Di tengah derasnya arus modernisasi dan kemajuan teknologi, manusia sering kali terjebak dalam rutinitas yang begitu cepat. Informasi datang tanpa henti, godaan semakin berlapis, dan tantangan hidup tidak pernah habis. Namun, di balik semua itu, ada sebuah falsafah Jawa kuno yang masih terasa begitu segar untuk dijadikan pegangan: Eling lan Waspada.
Pujangga besar Jawa, Ronggo Warsito, pernah menulis dalam Serat Kalatida sebuah kalimat yang sederhana namun sarat makna: "Sabegja-begjaning kang lali, luwih begja kang eling lan waspada." Jika diterjemahkan bebas, kalimat ini berarti bahwa betapapun beruntungnya seseorang yang hidup dalam kelalaian, ia tetap kalah beruntung dibanding orang yang senantiasa ingat dan waspada.
Ungkapan itu bukan hanya petuah moral yang indah diucapkan, melainkan juga pedoman hidup yang sangat relevan dengan kehidupan kita sekarang. Eling lan waspada seolah menjadi perisai batin yang membantu manusia menghadapi ketidakpastian dunia modern.
Eling: Ingat dan Sadar
Dalam tradisi Jawa, kata eling merujuk pada sikap ingat dan sadar. Maknanya tidak semata mengingat Tuhan, melainkan juga menyadari posisi diri sebagai manusia yang memiliki keterbatasan. Eling mengajarkan bahwa hidup ini tidak semata-mata milik kita. Ada kekuatan yang lebih besar, yaitu Tuhan, yang menjadi asal-usul dan tujuan akhir perjalanan hidup.
Sikap eling juga berarti sadar diri. Manusia yang eling tidak akan terjebak dalam kesombongan karena ia tahu bahwa segala pencapaian bukan semata hasil kerja keras pribadi, melainkan juga campur tangan banyak faktor: doa orang tua, bantuan sesama, dan tentu saja kehendak Tuhan. Dari sinilah lahir sikap rendah hati, tidak merasa paling hebat, serta tetap menghargai keberadaan orang lain.

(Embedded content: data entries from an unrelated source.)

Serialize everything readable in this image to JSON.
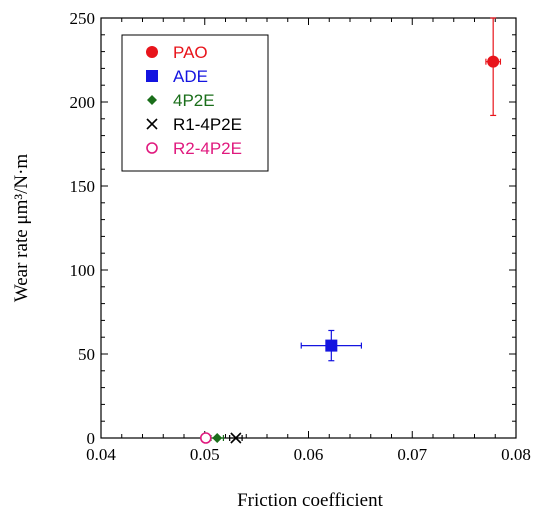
{
  "chart_data": {
    "type": "scatter",
    "xlabel": "Friction coefficient",
    "ylabel": "Wear rate μm³/N·m",
    "xlim": [
      0.04,
      0.08
    ],
    "ylim": [
      0,
      250
    ],
    "xticks": [
      "0.04",
      "0.05",
      "0.06",
      "0.07",
      "0.08"
    ],
    "yticks": [
      "0",
      "50",
      "100",
      "150",
      "200",
      "250"
    ],
    "legend_position": "top-left",
    "series": [
      {
        "name": "PAO",
        "color": "#e8141b",
        "marker": "filled-circle",
        "points": [
          {
            "x": 0.0778,
            "y": 224,
            "xerr": 0.0007,
            "yerr": 32
          }
        ]
      },
      {
        "name": "ADE",
        "color": "#1414e0",
        "marker": "filled-square",
        "points": [
          {
            "x": 0.0622,
            "y": 55,
            "xerr": 0.0029,
            "yerr": 9
          }
        ]
      },
      {
        "name": "4P2E",
        "color": "#1a6e1a",
        "marker": "filled-diamond",
        "points": [
          {
            "x": 0.0512,
            "y": 0,
            "xerr": 0.0006,
            "yerr": 0
          }
        ]
      },
      {
        "name": "R1-4P2E",
        "color": "#000000",
        "marker": "x",
        "points": [
          {
            "x": 0.053,
            "y": 0,
            "xerr": 0.0006,
            "yerr": 0
          }
        ]
      },
      {
        "name": "R2-4P2E",
        "color": "#e0197e",
        "marker": "open-circle",
        "points": [
          {
            "x": 0.0501,
            "y": 0,
            "xerr": 0.0004,
            "yerr": 0
          }
        ]
      }
    ]
  }
}
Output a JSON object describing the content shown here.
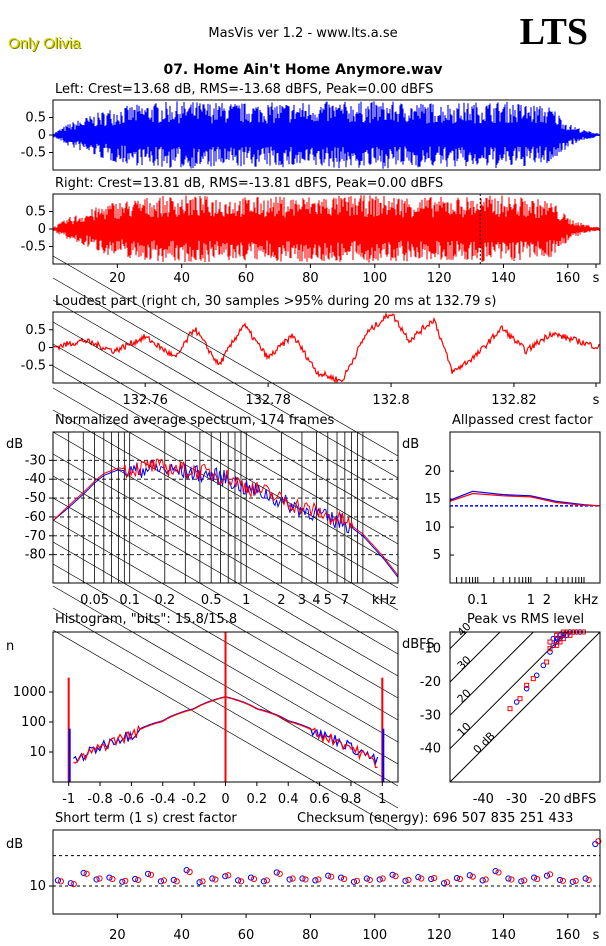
{
  "header": {
    "user": "Only Olivia",
    "app": "MasVis ver 1.2 - www.lts.a.se",
    "logo": "LTS",
    "file": "07. Home Ain't Home Anymore.wav"
  },
  "panels": {
    "left_title": "Left: Crest=13.68 dB, RMS=-13.68 dBFS, Peak=0.00 dBFS",
    "right_title": "Right: Crest=13.81 dB, RMS=-13.81 dBFS, Peak=0.00 dBFS",
    "loudest_title": "Loudest part (right ch, 30 samples >95% during 20 ms at 132.79 s)",
    "spectrum_title": "Normalized average spectrum, 174 frames",
    "allpass_title": "Allpassed crest factor",
    "histogram_title": "Histogram, \"bits\": 15.8/15.8",
    "peakrms_title": "Peak vs RMS level",
    "shortterm_title": "Short term (1 s) crest factor",
    "checksum": "Checksum (energy):   696 507 835 251 433"
  },
  "colors": {
    "left": "#0000ff",
    "right": "#ff0000",
    "axis": "#000000"
  },
  "chart_data": [
    {
      "type": "area",
      "title": "Left: Crest=13.68 dB, RMS=-13.68 dBFS, Peak=0.00 dBFS",
      "series": [
        {
          "name": "Left",
          "color": "#0000ff"
        }
      ],
      "ylim": [
        -1,
        1
      ],
      "yticks": [
        "0.5",
        "0",
        "-0.5"
      ],
      "xlim": [
        0,
        170
      ],
      "envelope_x_s": [
        0,
        5,
        18,
        30,
        40,
        60,
        80,
        100,
        120,
        140,
        150,
        155,
        160,
        165,
        170
      ],
      "envelope_peak": [
        0.05,
        0.35,
        0.8,
        0.95,
        1.0,
        0.95,
        0.98,
        1.0,
        0.95,
        1.0,
        0.9,
        0.85,
        0.35,
        0.15,
        0.05
      ]
    },
    {
      "type": "area",
      "title": "Right: Crest=13.81 dB, RMS=-13.81 dBFS, Peak=0.00 dBFS",
      "series": [
        {
          "name": "Right",
          "color": "#ff0000"
        }
      ],
      "ylim": [
        -1,
        1
      ],
      "yticks": [
        "0.5",
        "0",
        "-0.5"
      ],
      "xticks": [
        "20",
        "40",
        "60",
        "80",
        "100",
        "120",
        "140",
        "160",
        "s"
      ],
      "xlim": [
        0,
        170
      ],
      "marker_s": 132.79,
      "envelope_x_s": [
        0,
        5,
        18,
        30,
        40,
        60,
        80,
        100,
        120,
        140,
        150,
        155,
        160,
        165,
        170
      ],
      "envelope_peak": [
        0.05,
        0.35,
        0.8,
        0.95,
        1.0,
        0.95,
        0.98,
        1.0,
        0.95,
        1.0,
        0.9,
        0.85,
        0.35,
        0.15,
        0.05
      ]
    },
    {
      "type": "line",
      "title": "Loudest part (right ch, 30 samples >95% during 20 ms at 132.79 s)",
      "xlim": [
        132.745,
        132.834
      ],
      "ylim": [
        -1,
        1
      ],
      "yticks": [
        "0.5",
        "0",
        "-0.5"
      ],
      "xticks": [
        "132.76",
        "132.78",
        "132.8",
        "132.82",
        "s"
      ],
      "x": [
        132.745,
        132.75,
        132.755,
        132.76,
        132.765,
        132.768,
        132.772,
        132.776,
        132.78,
        132.784,
        132.788,
        132.792,
        132.796,
        132.8,
        132.803,
        132.807,
        132.81,
        132.814,
        132.818,
        132.822,
        132.826,
        132.83,
        132.834
      ],
      "y": [
        0.0,
        0.2,
        -0.1,
        0.3,
        -0.3,
        0.55,
        -0.5,
        0.65,
        -0.3,
        0.35,
        -0.7,
        -0.95,
        0.4,
        0.98,
        0.2,
        0.8,
        -0.7,
        -0.2,
        0.55,
        -0.1,
        0.4,
        0.2,
        0.0
      ]
    },
    {
      "type": "line",
      "title": "Normalized average spectrum, 174 frames",
      "ylabel": "dB",
      "xlabel": "kHz",
      "xscale": "log",
      "xlim": [
        0.022,
        20
      ],
      "ylim": [
        -95,
        -15
      ],
      "grid": true,
      "yticks": [
        "-30",
        "-40",
        "-50",
        "-60",
        "-70",
        "-80"
      ],
      "xticks": [
        "0.05",
        "0.1",
        "0.2",
        "0.5",
        "1",
        "2",
        "3",
        "4",
        "5",
        "7",
        "kHz"
      ],
      "x": [
        0.022,
        0.03,
        0.04,
        0.05,
        0.06,
        0.08,
        0.1,
        0.15,
        0.2,
        0.3,
        0.5,
        0.7,
        1,
        1.5,
        2,
        3,
        4,
        5,
        7,
        10,
        15,
        20
      ],
      "series": [
        {
          "name": "Left",
          "values": [
            -62,
            -55,
            -48,
            -42,
            -38,
            -35,
            -36,
            -34,
            -35,
            -36,
            -38,
            -40,
            -45,
            -48,
            -52,
            -56,
            -58,
            -61,
            -63,
            -70,
            -82,
            -92
          ]
        },
        {
          "name": "Right",
          "values": [
            -62,
            -54,
            -47,
            -41,
            -37,
            -34,
            -35,
            -33,
            -34,
            -35,
            -37,
            -39,
            -44,
            -47,
            -51,
            -55,
            -57,
            -60,
            -62,
            -69,
            -81,
            -91
          ]
        }
      ]
    },
    {
      "type": "line",
      "title": "Allpassed crest factor",
      "ylabel": "dB",
      "xlabel": "kHz",
      "xscale": "log",
      "xlim": [
        0.03,
        20
      ],
      "ylim": [
        0,
        27
      ],
      "yticks": [
        "20",
        "15",
        "10",
        "5"
      ],
      "xticks": [
        "0.1",
        "1",
        "2",
        "kHz"
      ],
      "x": [
        0.03,
        0.08,
        0.3,
        1,
        3,
        10,
        20
      ],
      "reference_db": 13.8,
      "series": [
        {
          "name": "Left",
          "values": [
            14.8,
            16.4,
            15.8,
            15.6,
            14.6,
            14.0,
            13.8
          ]
        },
        {
          "name": "Right",
          "values": [
            14.6,
            16.0,
            15.6,
            15.4,
            14.4,
            13.9,
            13.8
          ]
        }
      ]
    },
    {
      "type": "line",
      "title": "Histogram, \"bits\": 15.8/15.8",
      "ylabel": "n",
      "yscale": "log",
      "ylim": [
        1,
        100000
      ],
      "yticks": [
        "1000",
        "100",
        "10"
      ],
      "xlim": [
        -1.1,
        1.1
      ],
      "xticks": [
        "-1",
        "-0.8",
        "-0.6",
        "-0.4",
        "-0.2",
        "0",
        "0.2",
        "0.4",
        "0.6",
        "0.8",
        "1"
      ],
      "x": [
        -0.97,
        -0.9,
        -0.8,
        -0.6,
        -0.4,
        -0.2,
        0,
        0.2,
        0.4,
        0.6,
        0.8,
        0.9,
        0.97
      ],
      "series": [
        {
          "name": "Left",
          "values": [
            5,
            8,
            15,
            40,
            110,
            280,
            700,
            280,
            110,
            40,
            15,
            8,
            5
          ]
        },
        {
          "name": "Right",
          "values": [
            4,
            7,
            14,
            38,
            105,
            270,
            680,
            270,
            105,
            38,
            14,
            7,
            4
          ]
        }
      ],
      "spikes": [
        {
          "x": -1,
          "left": 60,
          "right": 3000
        },
        {
          "x": 0,
          "right": 100000
        },
        {
          "x": 1,
          "left": 60,
          "right": 3000
        }
      ]
    },
    {
      "type": "scatter",
      "title": "Peak vs RMS level",
      "ylabel": "dBFS",
      "xlabel": "dBFS",
      "xlim": [
        -50,
        -5
      ],
      "ylim": [
        -50,
        -5
      ],
      "xticks": [
        "-40",
        "-30",
        "-20",
        "dBFS"
      ],
      "yticks": [
        "-10",
        "-20",
        "-30",
        "-40"
      ],
      "crest_lines": [
        "40",
        "30",
        "20",
        "10",
        "0 dB"
      ],
      "series": [
        {
          "name": "Left",
          "points": [
            [
              -30,
              -26
            ],
            [
              -27,
              -22
            ],
            [
              -24,
              -18
            ],
            [
              -22,
              -15
            ],
            [
              -20,
              -11
            ],
            [
              -19,
              -9
            ],
            [
              -18,
              -8
            ],
            [
              -17,
              -7
            ],
            [
              -16,
              -6
            ],
            [
              -15,
              -6
            ],
            [
              -14,
              -5
            ],
            [
              -13,
              -5
            ],
            [
              -12,
              -5
            ],
            [
              -11,
              -5
            ],
            [
              -18,
              -7
            ],
            [
              -19,
              -7
            ],
            [
              -17,
              -6
            ]
          ]
        },
        {
          "name": "Right",
          "points": [
            [
              -32,
              -28
            ],
            [
              -29,
              -25
            ],
            [
              -27,
              -21
            ],
            [
              -25,
              -19
            ],
            [
              -21,
              -14
            ],
            [
              -20,
              -10
            ],
            [
              -18,
              -9
            ],
            [
              -17,
              -8
            ],
            [
              -16,
              -7
            ],
            [
              -15,
              -5
            ],
            [
              -14,
              -6
            ],
            [
              -13,
              -5
            ],
            [
              -12,
              -5
            ],
            [
              -10,
              -5
            ],
            [
              -18,
              -6
            ],
            [
              -20,
              -8
            ],
            [
              -16,
              -5
            ]
          ]
        }
      ]
    },
    {
      "type": "scatter",
      "title": "Short term (1 s) crest factor",
      "ylabel": "dB",
      "xlim": [
        0,
        170
      ],
      "ylim": [
        4,
        22
      ],
      "yticks": [
        "10"
      ],
      "reference_lines_db": [
        10,
        16.5
      ],
      "xticks": [
        "20",
        "40",
        "60",
        "80",
        "100",
        "120",
        "140",
        "160",
        "s"
      ],
      "x": [
        2,
        6,
        10,
        14,
        18,
        22,
        26,
        30,
        34,
        38,
        42,
        46,
        50,
        54,
        58,
        62,
        66,
        70,
        74,
        78,
        82,
        86,
        90,
        94,
        98,
        102,
        106,
        110,
        114,
        118,
        122,
        126,
        130,
        134,
        138,
        142,
        146,
        150,
        154,
        158,
        162,
        166,
        169
      ],
      "series": [
        {
          "name": "Left",
          "values": [
            11.2,
            10.6,
            12.8,
            11.4,
            11.8,
            10.9,
            11.5,
            12.6,
            11.0,
            11.3,
            13.4,
            10.8,
            11.6,
            12.1,
            11.2,
            11.8,
            11.0,
            12.9,
            11.4,
            11.6,
            11.2,
            12.2,
            11.8,
            10.9,
            11.6,
            11.4,
            12.4,
            11.1,
            11.9,
            11.5,
            10.6,
            11.7,
            12.3,
            11.2,
            13.2,
            11.6,
            11.0,
            11.8,
            12.2,
            11.3,
            10.9,
            11.6,
            19.0
          ]
        },
        {
          "name": "Right",
          "values": [
            11.0,
            10.4,
            12.6,
            11.6,
            11.5,
            11.1,
            11.3,
            12.4,
            11.2,
            11.0,
            13.0,
            11.0,
            11.4,
            12.3,
            11.0,
            11.5,
            11.2,
            12.6,
            11.6,
            11.4,
            11.4,
            12.0,
            11.5,
            11.1,
            11.3,
            11.6,
            12.1,
            11.3,
            11.6,
            11.7,
            10.8,
            11.5,
            12.0,
            11.4,
            12.9,
            11.4,
            11.2,
            11.5,
            12.5,
            11.1,
            11.1,
            11.3,
            19.6
          ]
        }
      ]
    }
  ]
}
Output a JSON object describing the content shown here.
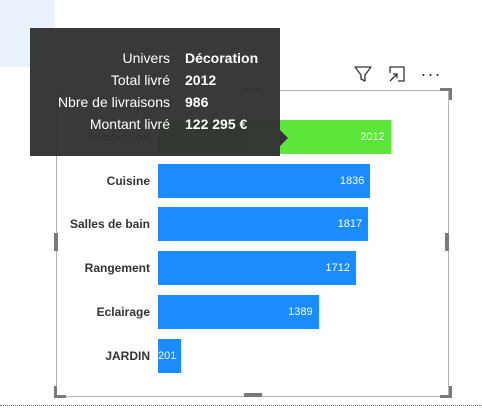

Dalam kehidupan sosial, eling menjaga hubungan antar manusia tetap harmonis. Seseorang yang eling akan selalu mawas diri, menghormati orang lain, dan berusaha tidak merugikan sesama. Kesadaran ini membuatnya lebih peka terhadap kebutuhan orang lain, sekaligus mencegah sikap individualis yang kerap muncul di tengah budaya modern yang serba kompetitif.
Eling juga menciptakan ketenangan batin. Dengan selalu ingat pada Tuhan, manusia tidak mudah goyah ketika diuji kesulitan. Begitu pula ketika mendapatkan keberhasilan, ia tidak akan larut dalam euforia berlebihan karena sadar bahwa segalanya bersifat sementara. Dengan kata lain, eling menuntun manusia untuk tetap seimbang dalam menghadapi suka maupun duka.
Waspada: Berhati-Hati dan Cermat
Jika eling berbicara tentang kesadaran, maka waspada menekankan pada kewaspadaan dalam bertindak. Hidup selalu penuh dengan jebakan, mulai dari godaan yang tampak sepele hingga tantangan besar yang bisa menjatuhkan. Maka, sikap waspada sangat penting agar manusia tidak mudah terjerumus.
Waspada bisa dipahami dalam berbagai dimensi. Pertama, waspada lahiriah: berhati-hati dalam menjaga diri dari bahaya nyata di sekitar. Misalnya, tidak gegabah dalam mengambil keputusan, tidak sembarangan percaya pada informasi, dan tidak mudah terprovokasi.
Kedua, waspada batiniah: berhati-hati terhadap godaan hawa nafsu yang bisa merusak diri. Iri hati, dengki, kesombongan, dan sifat tamak adalah jebakan batin yang tidak kalah berbahaya. Orang yang tidak waspada bisa jatuh dalam lingkaran negatif itu, hingga akhirnya merusak hubungan dengan orang lain.